Thursday, March 19, 2009

World of Functions....Quiz 1

Any questions?


Nadia said...

Sooo... just did the formative quiz that's on the website. I got that the third function is cubic. I know that the general equation for cubic functions is y=ax^3+bx^2+cx+d, but I don't quite know how to find a specific equation. I think I can find d (by plugging in the point 0,0).

Also, for the quadratic equations we used our knowledge that the second difference=2a. How can we find "a" in a cubic function without assuming that the third difference=3a? ...Or can we assume that?

Mr. Marti said...


We haven't officially covered how to get the specific equation for a cubic.

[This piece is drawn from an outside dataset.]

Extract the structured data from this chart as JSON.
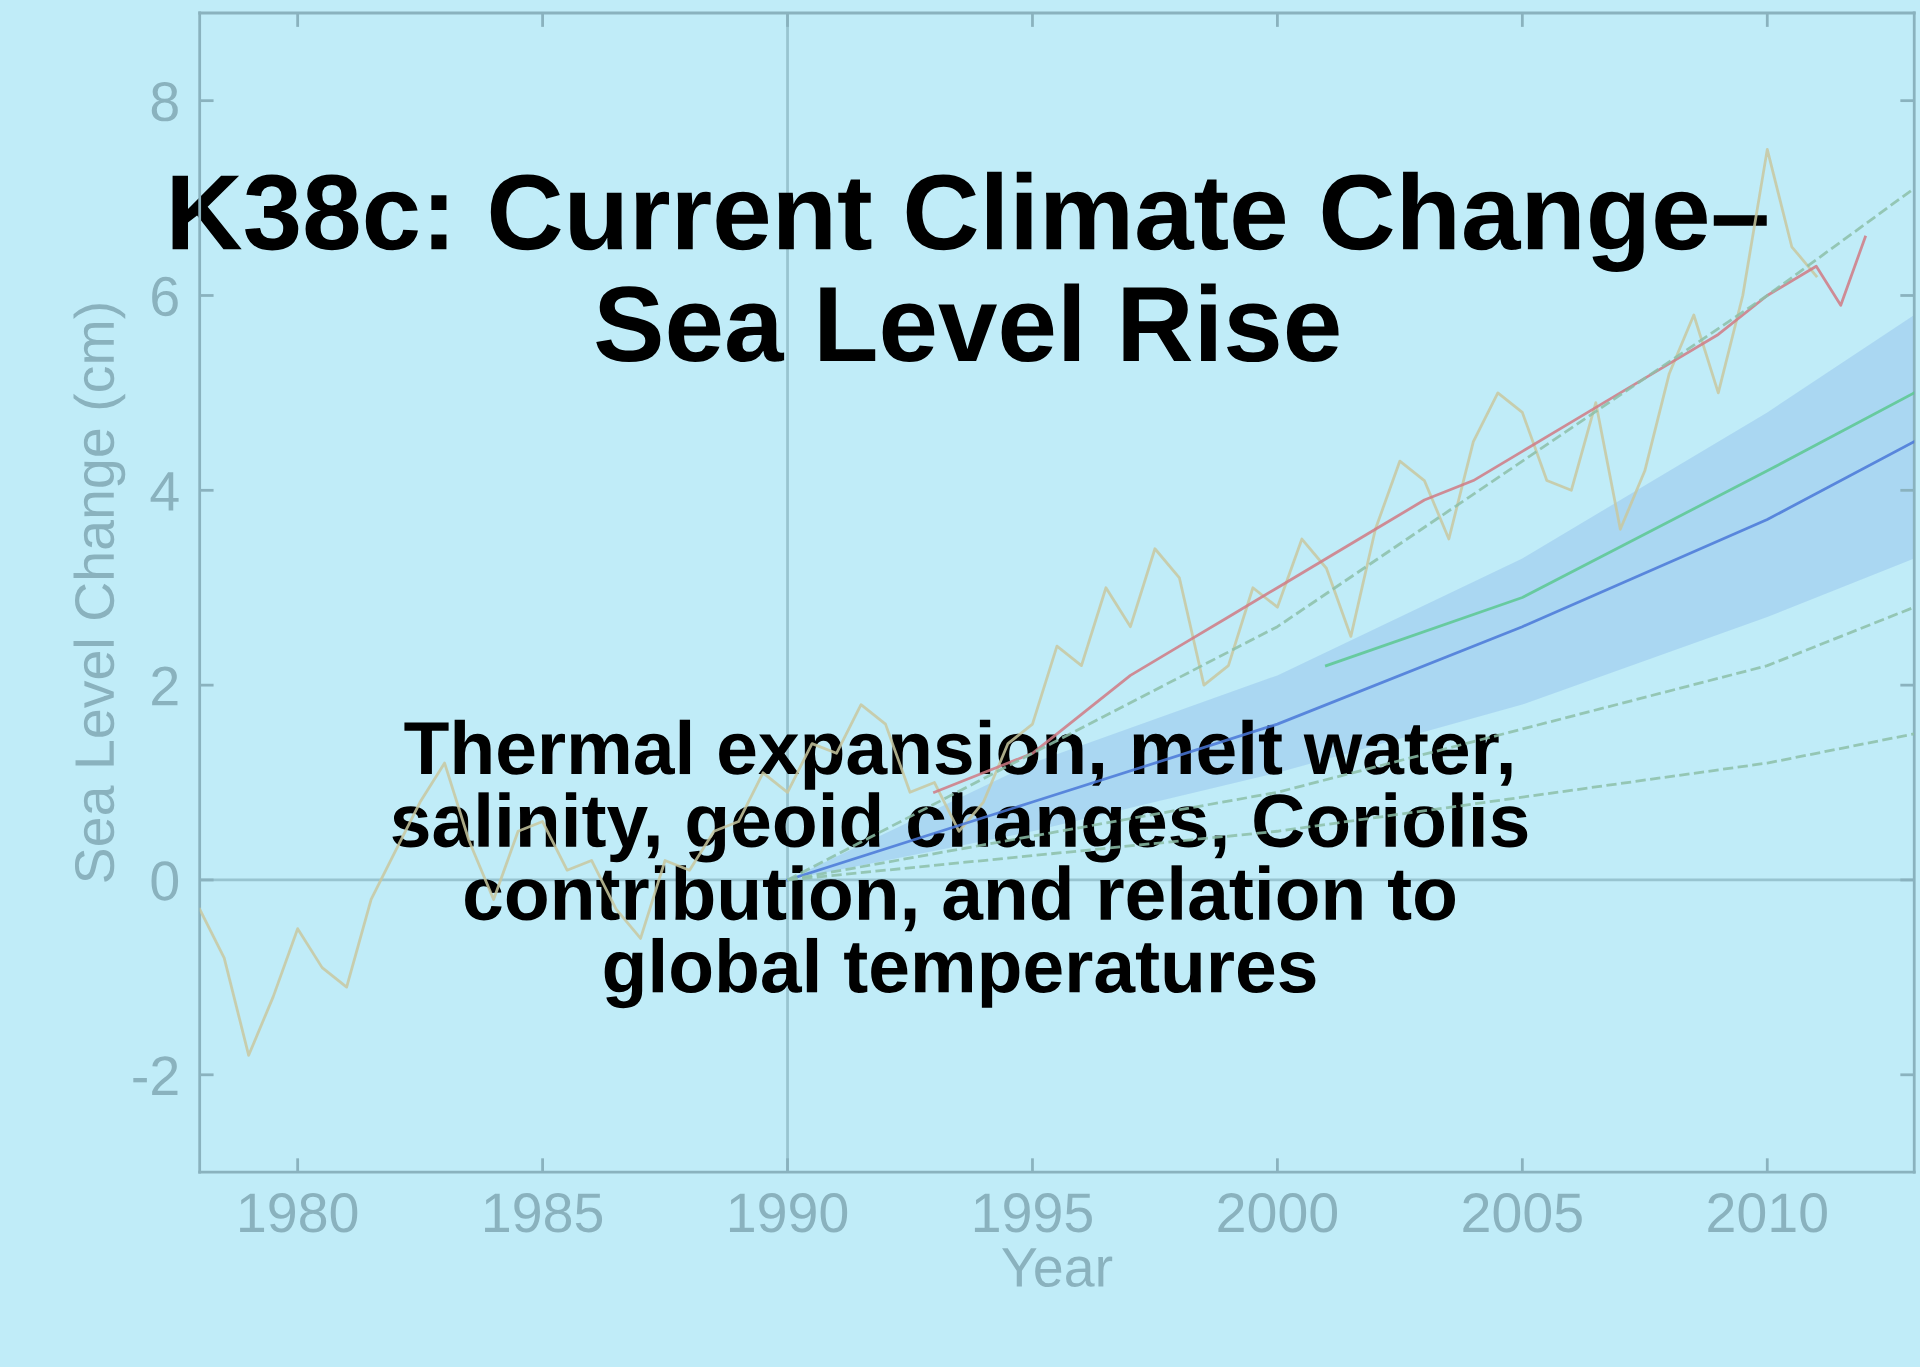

But you mentioned some good ideas. Using the point (0,0) will help you find d. And I like your prediction about the third difference, but I don't know if it works.

Can you make up a specific cubic function (maybe f(x)=x^3)and find the 3rd difference to see if there is a relationship between that constant number and "a"?

Alejandra said...

g(x) is a quadratic function.

To find the equation I used the general equation ax^2+bx+c and found c by pludding in "0" for x. C came out to be -2. Next, I used two points (-1,-1) and (1,-1) and plugged each set in to the general equation.

I ended up with
1)a-b-2=-1 and 2)a+b-2=-1
Then I isolated the "a" variable for 1 and got a=1+b

After that, I entered 1+b in to the second equation for "a" and ended up with
1+b+b-2=-1 or 1+2b-2=-1
Then I just solved for b and ended up with b=0.
Since b=0, I entered "0" in to the equation a=1+b and got a=1.

The equation = x^2-2

Mr. Marti said...


Were you able to verify your equation, g(x)=x^2-2?

Could you use the same strategy to solve a cubic equation? What would you need to do differently?